Hamburg. Mit einem „Konzert für Hamburg“ verabschiedete sich Thomas Hengelbrock von seinem Posten als Chefdirigent des NDR-Orchesters

    Die Position war verkehrt. Hengelbrock selbst verrückte sein Podest dorthin, wo er es für Dvoraks Achte haben wollte. Näher am Tutti. Eine kleine Geste, mit großem Symbolwert. Ein Dirigent, der mit „seinem“ Orchester in sicherer innerer Verbindung steht, würde sich um ein paar fehlende Zentimeter Nähe nicht groß scheren. Das allerletzte Konzert in der Elbphilharmonie mit Thomas Hengelbrock als NDR-Chefdirigent fühlte sich – nun ja: sonderbar an. Eine siebenjährige Ära – von ihm im Zorn ein Jahr früher beendet als vertraglich vereinbart – hatte in Hamburg mit großem Bahnhof und riesigen Erwartungen begonnen. Sie endete in einem achten von acht Kurzkonzerten. Die musikalische Leistung war solide: ein tangoeskes Akkordeon-Konzert von Piazzolla, virtuose Schifferklavier-Tristesse mit dem bitteren Bei­geschmack gründlich gebrochener Herzen. ­Danach Dvoraks Achte Sinfonie. Schönes Standardrepertoire, das schon, aber nichts Besonderes.

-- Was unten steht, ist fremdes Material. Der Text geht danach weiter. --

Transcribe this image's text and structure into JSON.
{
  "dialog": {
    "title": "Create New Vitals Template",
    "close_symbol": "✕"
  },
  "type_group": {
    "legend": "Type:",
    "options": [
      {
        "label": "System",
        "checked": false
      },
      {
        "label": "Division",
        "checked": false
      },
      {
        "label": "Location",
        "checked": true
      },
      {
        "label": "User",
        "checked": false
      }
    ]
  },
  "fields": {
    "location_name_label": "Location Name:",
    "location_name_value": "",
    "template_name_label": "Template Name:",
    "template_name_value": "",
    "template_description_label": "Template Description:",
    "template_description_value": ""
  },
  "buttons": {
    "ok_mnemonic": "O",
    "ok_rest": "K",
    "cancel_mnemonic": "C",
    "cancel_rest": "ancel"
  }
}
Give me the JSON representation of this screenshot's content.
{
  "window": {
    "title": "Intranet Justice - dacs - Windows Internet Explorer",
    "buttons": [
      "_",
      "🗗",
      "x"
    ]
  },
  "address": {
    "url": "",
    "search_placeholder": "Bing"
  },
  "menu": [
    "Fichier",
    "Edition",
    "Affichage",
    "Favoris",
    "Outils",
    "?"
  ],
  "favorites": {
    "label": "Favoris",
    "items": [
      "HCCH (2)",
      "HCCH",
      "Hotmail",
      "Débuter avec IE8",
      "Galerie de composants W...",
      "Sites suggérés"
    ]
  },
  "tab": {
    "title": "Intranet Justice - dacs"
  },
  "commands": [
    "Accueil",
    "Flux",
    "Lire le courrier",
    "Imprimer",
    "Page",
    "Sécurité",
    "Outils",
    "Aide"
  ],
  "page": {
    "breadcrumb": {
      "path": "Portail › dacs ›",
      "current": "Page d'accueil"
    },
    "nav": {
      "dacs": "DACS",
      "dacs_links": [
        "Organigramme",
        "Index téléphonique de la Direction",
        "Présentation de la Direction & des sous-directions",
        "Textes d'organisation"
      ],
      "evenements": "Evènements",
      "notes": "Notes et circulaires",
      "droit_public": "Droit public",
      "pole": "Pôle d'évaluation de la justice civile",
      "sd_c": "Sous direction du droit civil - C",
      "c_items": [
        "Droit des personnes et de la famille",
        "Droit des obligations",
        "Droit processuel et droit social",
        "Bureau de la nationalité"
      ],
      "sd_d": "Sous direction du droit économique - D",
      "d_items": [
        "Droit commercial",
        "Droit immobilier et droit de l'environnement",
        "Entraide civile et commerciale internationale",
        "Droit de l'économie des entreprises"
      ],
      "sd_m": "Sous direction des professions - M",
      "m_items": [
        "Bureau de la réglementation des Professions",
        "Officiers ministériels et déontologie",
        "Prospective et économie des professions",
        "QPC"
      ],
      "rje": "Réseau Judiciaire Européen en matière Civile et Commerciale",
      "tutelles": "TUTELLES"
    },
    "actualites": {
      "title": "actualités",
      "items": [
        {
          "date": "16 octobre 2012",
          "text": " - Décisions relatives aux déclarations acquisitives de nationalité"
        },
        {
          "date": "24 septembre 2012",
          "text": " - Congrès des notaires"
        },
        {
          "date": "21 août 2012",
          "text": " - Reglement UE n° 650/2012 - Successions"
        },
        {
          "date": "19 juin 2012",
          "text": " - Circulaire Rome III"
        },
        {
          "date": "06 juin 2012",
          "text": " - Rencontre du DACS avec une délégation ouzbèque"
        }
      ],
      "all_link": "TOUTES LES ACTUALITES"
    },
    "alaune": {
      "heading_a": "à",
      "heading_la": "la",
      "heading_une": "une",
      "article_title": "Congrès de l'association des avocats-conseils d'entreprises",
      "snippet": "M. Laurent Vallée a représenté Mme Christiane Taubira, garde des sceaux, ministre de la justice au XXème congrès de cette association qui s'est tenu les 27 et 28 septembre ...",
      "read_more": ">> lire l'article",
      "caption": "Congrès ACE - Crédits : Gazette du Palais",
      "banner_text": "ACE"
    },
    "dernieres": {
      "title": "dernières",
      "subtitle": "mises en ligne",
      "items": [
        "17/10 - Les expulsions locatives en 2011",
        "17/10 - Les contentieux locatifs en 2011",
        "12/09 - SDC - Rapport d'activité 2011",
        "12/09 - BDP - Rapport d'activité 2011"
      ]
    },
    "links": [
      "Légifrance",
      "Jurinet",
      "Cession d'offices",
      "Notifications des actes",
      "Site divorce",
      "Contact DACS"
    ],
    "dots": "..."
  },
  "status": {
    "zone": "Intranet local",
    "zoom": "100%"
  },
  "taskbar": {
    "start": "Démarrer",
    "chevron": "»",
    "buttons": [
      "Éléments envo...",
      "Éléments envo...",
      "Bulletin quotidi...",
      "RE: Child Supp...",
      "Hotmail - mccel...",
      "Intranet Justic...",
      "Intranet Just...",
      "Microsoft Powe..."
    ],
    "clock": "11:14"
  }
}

    Als der NDR in der ersten Elbphilharmonie-Saison mit den „Konzerten für Hamburg“ loslegte, einer Idee von Chefdirigent Hengelbrock, war ein Markenzeichen dessen Entertainer-Qualität, seine launigen Moderationen hatten diesen coolen Schwiegermutterlieblings-Charme. Beim Abwinken als Chef am Montag: kein Ton, kein Wort. Nur Musik. Pflichterfüllung. Was eine Menge ist, nach 127 „vergangenen Terminen“, die von der Elbphilharmonie-Website zum Stichwort „Hengelbrock“ angeboten werden. Aber viel weniger als damals, als die gemeinsame NDR-Welt noch in Ordnung war. Vielsagend nichtssagend war Hengelbrock vor einer ­Woche in die finale Konzertserie ­gestartet, wortlos beendete er sie. Die noch ausstehenden „Konzerte für Hamburg“ vor der Sommerpause dirigiert der Hannoveraner NDR-Kollege Manze.

    Auch im Saal kein Ausnahme­zustand. Keine „Schön war die Zeit“-Rede von NDR-Chefs, aber zwei Seiten mit Textbausteinen auf einem Programmheft-Einleger. Auf den Dienstplätzen von Generalintendant Lieben-Seutter saßen dessen Pressesprecher und eine Sprecherin des NDR. Kultursenator Brosda saß links neben der Bühne.

    Viel ist mit Hengelbrock und wegen ihm passiert in den verflixten sieben Hamburger-Chef-Jahren. Er ist grau ­geworden und Vater. Der private Wohnsitz ist seit Längerem wieder in Paris.

    Seine Aufgabe, die Akustik des Großen Saals gemeinsam mit dem NDR-Orchester in den Griff zu bekommen, glich der Erstbesteigung eines unkartierten Achttausenders. Und es gab einen anderen bleibenden Moment: Kurz nach der Eröffnung, das Gastspiel vom Chicago Symphony und dessen Über-Maestro Riccardo Muti. Die legten ohne Einspielprobe los und zauberten aus dem Stand, während Hengelbrock, nach nervenzersägenden Wochen des Justierens und Probens, im Parkett saß und mit anhörte, was dort möglich ist, wenn ein Orchester, ganz einfach scheinbar, alles kann. Seit diesem Abend wollte ein fataler Eindruck nicht immer weichen: Dieser Konzertsaal ist rasant auf der Überholspur unterwegs, das NDR-Orchester fährt weiter rechts und sucht mitunter wacker den fünften Gang, den sich alle Beifahrer so dringend wünschen.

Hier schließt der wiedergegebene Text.